What we deliberately did NOT do ¶
The existing in-memory redactor (internal/session.Redactor) is NOT rewritten to streaming. It works, it's fast, and ROI on the rewrite comes only when a second redactor ships. When the LLM redactor lands, build it streaming from day 1 — that's the second data point that justifies retroactively streaming the first. Until then, the redactor keeps its slice-based API and runs before the pipeline (Phase 2), writing the canonical raw.jsonl that the pipeline reads from.
Shape convention ¶
Every streaming session transform should satisfy the Stage interface. Transforms that need cross-entry state (LLM redaction batching entries, cross-session dedup) buffer internally but still present the streaming interface at the boundary. That buffering is their concern, not the pipeline's.
Telemetry ¶
Stage stats types should implement slog.LogValuer. The runner emits a per-stage log via slog.Info with the stage name and stats. A single telemetry event per pipeline run is emitted at the orchestrator level; this package stays out of the telemetry pipeline.
Index ¶
Constants ¶
This section is empty.
Variables ¶
This section is empty.
Functions ¶
This section is empty.
Types ¶
type Stage ¶
type Stage interface {
// Name identifies the stage in logs and errors. Short, no spaces.
// Conventionally the package name or a qualified variant.
Name() string
// Apply runs the transform. Must drain r (or honor ctx cancellation)
// and flush w before returning. Returns implementation-specific Stats
// that should implement slog.LogValuer for telemetry integration.
Apply(ctx context.Context, r io.Reader, w io.Writer) (Stats, error)
}
Stage is a streaming session transform. Implementations read a jsonl stream from r, apply their transform, and write a jsonl stream to w.
Streaming is the canonical shape even for transforms that need cross-entry state: buffer internally, present an io.Reader at the boundary.
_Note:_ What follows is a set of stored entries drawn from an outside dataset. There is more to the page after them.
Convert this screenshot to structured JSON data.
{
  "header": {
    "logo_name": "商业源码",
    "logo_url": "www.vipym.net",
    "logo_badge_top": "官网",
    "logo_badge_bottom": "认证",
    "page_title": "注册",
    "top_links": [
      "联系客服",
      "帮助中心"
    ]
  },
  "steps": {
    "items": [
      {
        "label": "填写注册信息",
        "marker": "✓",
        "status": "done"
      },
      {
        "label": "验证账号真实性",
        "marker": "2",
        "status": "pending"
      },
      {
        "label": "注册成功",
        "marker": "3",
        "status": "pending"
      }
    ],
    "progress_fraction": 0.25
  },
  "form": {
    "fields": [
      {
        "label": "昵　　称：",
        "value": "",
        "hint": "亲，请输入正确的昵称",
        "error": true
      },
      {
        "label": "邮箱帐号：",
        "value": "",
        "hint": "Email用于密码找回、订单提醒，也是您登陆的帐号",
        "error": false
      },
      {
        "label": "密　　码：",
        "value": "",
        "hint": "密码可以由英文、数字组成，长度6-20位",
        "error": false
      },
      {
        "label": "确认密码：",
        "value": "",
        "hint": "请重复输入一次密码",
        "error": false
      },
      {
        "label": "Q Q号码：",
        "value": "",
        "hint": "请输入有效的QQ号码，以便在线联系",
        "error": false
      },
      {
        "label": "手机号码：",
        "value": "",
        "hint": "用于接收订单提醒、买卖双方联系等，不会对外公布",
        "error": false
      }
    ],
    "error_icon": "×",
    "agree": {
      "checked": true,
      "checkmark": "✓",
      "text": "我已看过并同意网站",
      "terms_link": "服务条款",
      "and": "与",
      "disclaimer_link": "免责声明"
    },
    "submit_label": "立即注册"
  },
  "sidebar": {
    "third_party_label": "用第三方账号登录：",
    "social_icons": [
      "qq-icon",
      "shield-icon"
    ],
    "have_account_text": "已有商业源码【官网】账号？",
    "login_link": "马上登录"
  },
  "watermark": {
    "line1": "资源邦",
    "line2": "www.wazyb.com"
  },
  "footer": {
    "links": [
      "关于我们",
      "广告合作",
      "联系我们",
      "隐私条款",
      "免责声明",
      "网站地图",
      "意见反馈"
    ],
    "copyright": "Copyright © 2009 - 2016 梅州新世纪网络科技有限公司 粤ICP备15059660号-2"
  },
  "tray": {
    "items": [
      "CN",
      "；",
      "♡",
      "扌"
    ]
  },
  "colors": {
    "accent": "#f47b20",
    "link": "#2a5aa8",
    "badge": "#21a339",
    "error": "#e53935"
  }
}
That keeps this package ignorant of per-transform concerns.
type StageFunc ¶
type StageFunc struct {
StageName string
Fn func(ctx context.Context, r io.Reader, w io.Writer) (Stats, error)
}
StageFunc adapts a plain func into a Stage. Convenient when the transform logic lives as a package-level function.
type StageResult ¶
StageResult records one stage's outcome in a pipeline run.
func Run ¶
Run composes stages in order, feeding each stage's output into the next stage's input via io.Pipe. The first stage reads from src; the last stage writes to dst.
On any stage error, all running goroutines are torn down and the error is returned with per-stage results captured so far. Stages that completed successfully before the failure still appear in results.
Zero stages: src is copied to dst verbatim and nil results are returned. This lets callers treat an empty pipeline as a pass-through without a special case at the call site.